Moving to pass protection, there are a few different ways to look at IU’s numbers in this area. First, you could look at the total number of pressures and conclude that 15 seems like a large number. You would be right. Through three games, IU had allowed a total of just 13 pressures. Sparty more than doubled that.

But then, you could look at the pressure rate of 28% and conclude that maybe IU’s pass protection wasn’t terrible. That is just about the IU defense’s average pressure rate for 2016 and 2017, and those defenses had pass rushes that were fine, but nothing to write home about.

Dig a little deeper, however, and the overall pressure rate begins to look a little deceiving. In the 4th quarter, when MSU was, for the most part, protecting a two-score lead and getting to the QB was not a priority, IU had 25 drop-backs and only allowed 4 pressures.
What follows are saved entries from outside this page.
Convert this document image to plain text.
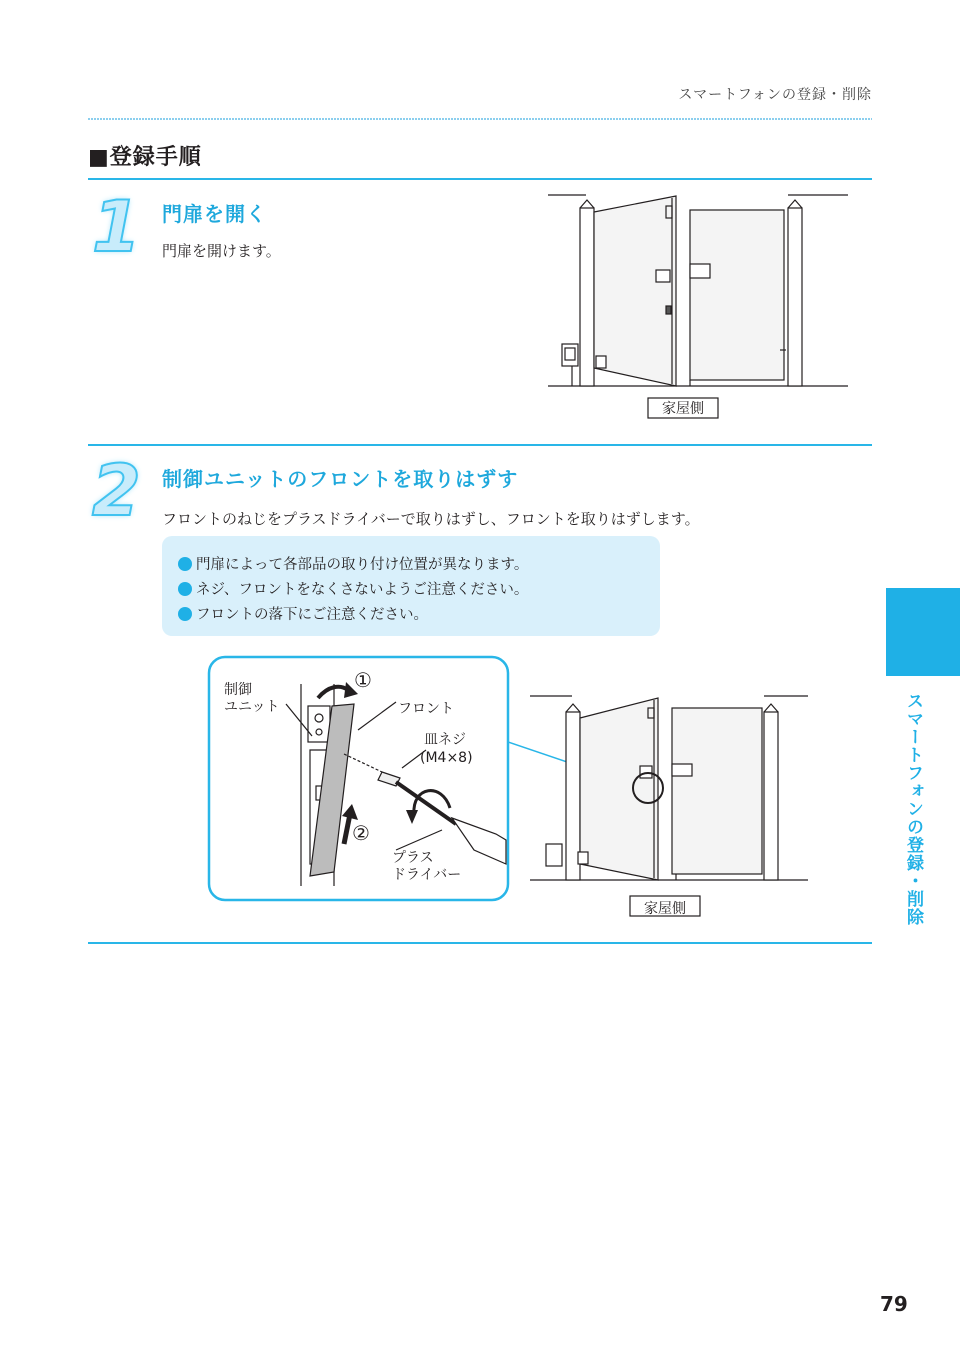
スマートフォンの登録・削除
■登録手順
1 門扉を開く
門扉を開けます。
家屋側
2 制御ユニットのフロントを取りはずす
フロントのねじをプラスドライバーで取りはずし、フロントを取りはずします。
門扉によって各部品の取り付け位置が異なります。
ネジ、フロントをなくさないようご注意ください。
フロントの落下にご注意ください。
制御
ユニット	フロント
皿ネジ
(M4×8)
プラス
ドライバー
①
②
家屋側	スマートフォンの登録・削除
79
If the 4th quarter is removed, IU’s pressure rate jumps to 38% for the first 3 quarters. When an offense is averaging more than 1 pressure per 3 downs, that’s a problem.
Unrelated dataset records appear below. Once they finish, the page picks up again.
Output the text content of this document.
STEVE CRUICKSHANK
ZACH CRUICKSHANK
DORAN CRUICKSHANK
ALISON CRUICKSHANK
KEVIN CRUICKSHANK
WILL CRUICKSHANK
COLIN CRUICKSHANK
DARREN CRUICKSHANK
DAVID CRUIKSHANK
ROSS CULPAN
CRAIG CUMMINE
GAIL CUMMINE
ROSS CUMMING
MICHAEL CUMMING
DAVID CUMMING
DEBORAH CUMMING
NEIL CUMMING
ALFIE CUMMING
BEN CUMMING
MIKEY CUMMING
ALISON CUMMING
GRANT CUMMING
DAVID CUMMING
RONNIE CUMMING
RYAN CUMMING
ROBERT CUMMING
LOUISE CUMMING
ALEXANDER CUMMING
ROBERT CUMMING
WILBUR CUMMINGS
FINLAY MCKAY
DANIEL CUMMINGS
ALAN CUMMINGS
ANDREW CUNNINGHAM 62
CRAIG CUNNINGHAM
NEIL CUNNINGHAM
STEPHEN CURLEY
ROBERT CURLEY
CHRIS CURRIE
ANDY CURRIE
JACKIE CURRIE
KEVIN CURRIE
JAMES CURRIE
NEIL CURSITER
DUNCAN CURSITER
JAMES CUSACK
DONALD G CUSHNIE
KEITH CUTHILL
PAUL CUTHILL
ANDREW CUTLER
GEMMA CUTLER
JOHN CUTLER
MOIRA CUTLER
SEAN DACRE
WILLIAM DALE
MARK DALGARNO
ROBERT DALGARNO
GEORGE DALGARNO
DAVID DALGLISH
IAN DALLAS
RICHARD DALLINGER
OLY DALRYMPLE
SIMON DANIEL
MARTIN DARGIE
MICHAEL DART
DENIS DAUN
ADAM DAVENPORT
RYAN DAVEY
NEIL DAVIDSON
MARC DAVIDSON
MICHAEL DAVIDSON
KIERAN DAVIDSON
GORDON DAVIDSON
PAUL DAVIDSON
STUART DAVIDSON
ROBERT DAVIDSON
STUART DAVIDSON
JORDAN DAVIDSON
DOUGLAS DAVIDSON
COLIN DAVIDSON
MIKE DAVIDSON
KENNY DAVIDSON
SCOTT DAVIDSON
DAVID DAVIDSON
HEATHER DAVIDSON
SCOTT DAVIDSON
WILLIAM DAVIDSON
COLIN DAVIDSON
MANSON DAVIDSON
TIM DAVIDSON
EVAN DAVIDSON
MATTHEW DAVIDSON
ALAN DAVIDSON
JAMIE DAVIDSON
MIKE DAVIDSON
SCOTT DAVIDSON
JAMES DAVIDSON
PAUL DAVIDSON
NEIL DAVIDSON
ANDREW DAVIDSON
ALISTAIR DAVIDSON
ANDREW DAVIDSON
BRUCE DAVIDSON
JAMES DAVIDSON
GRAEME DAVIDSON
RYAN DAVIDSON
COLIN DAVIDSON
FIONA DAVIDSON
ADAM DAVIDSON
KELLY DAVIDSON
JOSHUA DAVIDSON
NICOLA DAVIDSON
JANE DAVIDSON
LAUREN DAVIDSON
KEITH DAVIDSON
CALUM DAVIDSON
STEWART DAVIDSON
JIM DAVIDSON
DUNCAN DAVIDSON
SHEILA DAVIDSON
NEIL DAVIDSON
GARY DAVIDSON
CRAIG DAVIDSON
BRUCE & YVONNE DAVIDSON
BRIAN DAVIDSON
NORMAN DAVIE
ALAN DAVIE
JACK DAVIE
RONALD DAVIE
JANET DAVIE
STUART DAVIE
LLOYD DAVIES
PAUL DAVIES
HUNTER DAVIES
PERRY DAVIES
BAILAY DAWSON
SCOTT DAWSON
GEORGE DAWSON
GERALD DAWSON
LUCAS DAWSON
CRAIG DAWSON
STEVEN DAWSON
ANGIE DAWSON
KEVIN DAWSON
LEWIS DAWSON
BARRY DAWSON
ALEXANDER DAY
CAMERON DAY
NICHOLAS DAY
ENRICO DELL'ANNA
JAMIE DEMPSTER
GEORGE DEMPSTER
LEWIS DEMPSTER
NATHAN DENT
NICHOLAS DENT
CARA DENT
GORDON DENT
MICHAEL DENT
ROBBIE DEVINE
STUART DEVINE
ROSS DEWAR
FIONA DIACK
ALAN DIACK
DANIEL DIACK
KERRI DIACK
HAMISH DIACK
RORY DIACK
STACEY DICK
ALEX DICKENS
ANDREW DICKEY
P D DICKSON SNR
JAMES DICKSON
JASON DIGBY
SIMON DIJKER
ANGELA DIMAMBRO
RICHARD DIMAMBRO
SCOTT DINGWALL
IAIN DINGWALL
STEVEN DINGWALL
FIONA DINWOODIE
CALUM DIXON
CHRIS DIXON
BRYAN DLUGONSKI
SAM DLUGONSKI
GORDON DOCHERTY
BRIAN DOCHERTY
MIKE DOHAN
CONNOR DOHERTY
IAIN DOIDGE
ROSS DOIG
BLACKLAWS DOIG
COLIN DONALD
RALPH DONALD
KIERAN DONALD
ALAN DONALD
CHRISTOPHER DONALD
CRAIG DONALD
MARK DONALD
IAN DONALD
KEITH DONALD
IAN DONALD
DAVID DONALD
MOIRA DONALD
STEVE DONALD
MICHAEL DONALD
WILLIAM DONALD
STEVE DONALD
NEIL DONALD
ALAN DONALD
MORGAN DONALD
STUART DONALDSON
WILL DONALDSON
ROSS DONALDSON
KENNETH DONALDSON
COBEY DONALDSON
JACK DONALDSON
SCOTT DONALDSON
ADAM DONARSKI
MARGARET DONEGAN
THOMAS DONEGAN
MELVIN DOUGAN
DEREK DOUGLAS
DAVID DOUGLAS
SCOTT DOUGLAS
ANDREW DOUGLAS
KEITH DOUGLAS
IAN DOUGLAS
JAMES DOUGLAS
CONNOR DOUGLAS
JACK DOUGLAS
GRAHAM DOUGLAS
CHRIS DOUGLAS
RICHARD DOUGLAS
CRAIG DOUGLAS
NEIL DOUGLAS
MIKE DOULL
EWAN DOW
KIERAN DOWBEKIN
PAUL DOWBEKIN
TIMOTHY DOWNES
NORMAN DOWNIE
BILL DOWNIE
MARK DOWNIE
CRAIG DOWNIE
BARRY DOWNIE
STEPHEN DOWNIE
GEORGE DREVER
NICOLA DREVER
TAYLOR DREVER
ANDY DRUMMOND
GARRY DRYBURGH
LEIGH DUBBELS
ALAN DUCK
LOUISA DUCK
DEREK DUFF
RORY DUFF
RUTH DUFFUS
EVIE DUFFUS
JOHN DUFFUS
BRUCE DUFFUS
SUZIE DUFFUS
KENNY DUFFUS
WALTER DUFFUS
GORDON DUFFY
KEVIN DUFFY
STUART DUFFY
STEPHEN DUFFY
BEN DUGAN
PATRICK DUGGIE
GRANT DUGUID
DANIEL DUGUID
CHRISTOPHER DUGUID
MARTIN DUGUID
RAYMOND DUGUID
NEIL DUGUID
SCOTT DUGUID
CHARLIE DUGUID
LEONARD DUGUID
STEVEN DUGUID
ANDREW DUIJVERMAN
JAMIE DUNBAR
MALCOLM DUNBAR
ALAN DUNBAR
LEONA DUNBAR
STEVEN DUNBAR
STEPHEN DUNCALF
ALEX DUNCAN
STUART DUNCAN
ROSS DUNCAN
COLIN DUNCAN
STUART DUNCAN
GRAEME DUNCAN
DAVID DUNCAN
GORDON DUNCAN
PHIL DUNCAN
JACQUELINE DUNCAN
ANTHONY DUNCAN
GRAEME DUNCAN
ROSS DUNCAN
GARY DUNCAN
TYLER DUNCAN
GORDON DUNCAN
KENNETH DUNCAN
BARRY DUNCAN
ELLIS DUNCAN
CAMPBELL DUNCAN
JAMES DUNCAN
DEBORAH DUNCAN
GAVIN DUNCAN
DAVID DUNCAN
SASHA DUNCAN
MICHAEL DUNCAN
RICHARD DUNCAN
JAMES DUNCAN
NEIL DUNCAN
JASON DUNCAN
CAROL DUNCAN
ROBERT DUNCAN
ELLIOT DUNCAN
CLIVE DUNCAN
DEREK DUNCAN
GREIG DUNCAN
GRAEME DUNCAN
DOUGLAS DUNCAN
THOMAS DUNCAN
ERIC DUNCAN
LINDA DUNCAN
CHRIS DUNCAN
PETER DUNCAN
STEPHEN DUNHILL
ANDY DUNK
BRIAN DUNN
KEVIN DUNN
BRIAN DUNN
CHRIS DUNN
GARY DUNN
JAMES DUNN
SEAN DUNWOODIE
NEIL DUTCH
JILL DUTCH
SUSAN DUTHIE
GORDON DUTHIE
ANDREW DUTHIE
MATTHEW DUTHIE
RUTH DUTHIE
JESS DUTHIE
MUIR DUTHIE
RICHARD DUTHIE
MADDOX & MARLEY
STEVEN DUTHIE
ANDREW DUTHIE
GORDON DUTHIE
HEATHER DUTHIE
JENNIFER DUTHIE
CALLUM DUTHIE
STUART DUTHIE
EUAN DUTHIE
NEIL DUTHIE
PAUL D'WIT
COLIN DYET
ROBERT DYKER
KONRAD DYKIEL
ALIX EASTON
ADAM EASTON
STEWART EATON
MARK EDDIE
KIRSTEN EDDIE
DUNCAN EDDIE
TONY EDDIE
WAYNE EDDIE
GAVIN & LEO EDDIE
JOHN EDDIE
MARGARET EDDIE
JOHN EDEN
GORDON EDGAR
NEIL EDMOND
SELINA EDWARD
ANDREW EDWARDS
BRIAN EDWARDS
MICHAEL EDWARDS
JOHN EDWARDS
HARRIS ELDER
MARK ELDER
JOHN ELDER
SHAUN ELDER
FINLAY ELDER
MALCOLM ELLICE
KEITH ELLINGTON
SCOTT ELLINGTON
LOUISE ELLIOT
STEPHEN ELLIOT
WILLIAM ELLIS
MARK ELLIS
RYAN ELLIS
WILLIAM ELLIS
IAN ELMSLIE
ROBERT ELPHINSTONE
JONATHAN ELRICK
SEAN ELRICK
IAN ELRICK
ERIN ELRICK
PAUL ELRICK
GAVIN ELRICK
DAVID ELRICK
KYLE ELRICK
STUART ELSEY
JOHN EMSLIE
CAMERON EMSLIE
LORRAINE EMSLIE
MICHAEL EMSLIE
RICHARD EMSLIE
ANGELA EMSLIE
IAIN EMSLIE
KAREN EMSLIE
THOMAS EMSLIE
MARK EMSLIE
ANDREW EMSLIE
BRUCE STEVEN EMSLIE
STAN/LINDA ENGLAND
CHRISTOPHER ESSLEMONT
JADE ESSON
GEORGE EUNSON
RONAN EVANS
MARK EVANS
As you can see, the primary source of IU’s problem was at tackle. LT Coy Cronk and RT Brandon Knight combined to allow 9 pressures. Most of those came at the hands of standout Spartan defensive end Kenny Willekes. As I mentioned on Twitter earlier this week, the former walk-on dominated IU’s tackles (especially Knight) throughout the game. At this point, Cronk and Knight are veteran linemen, and, along with Wes Martin, are the best IU has to offer up front. While they cannot be expected to neutralize a player like Willekes, I think it’s reasonable to expect them to hold up a little better than they did on Saturday.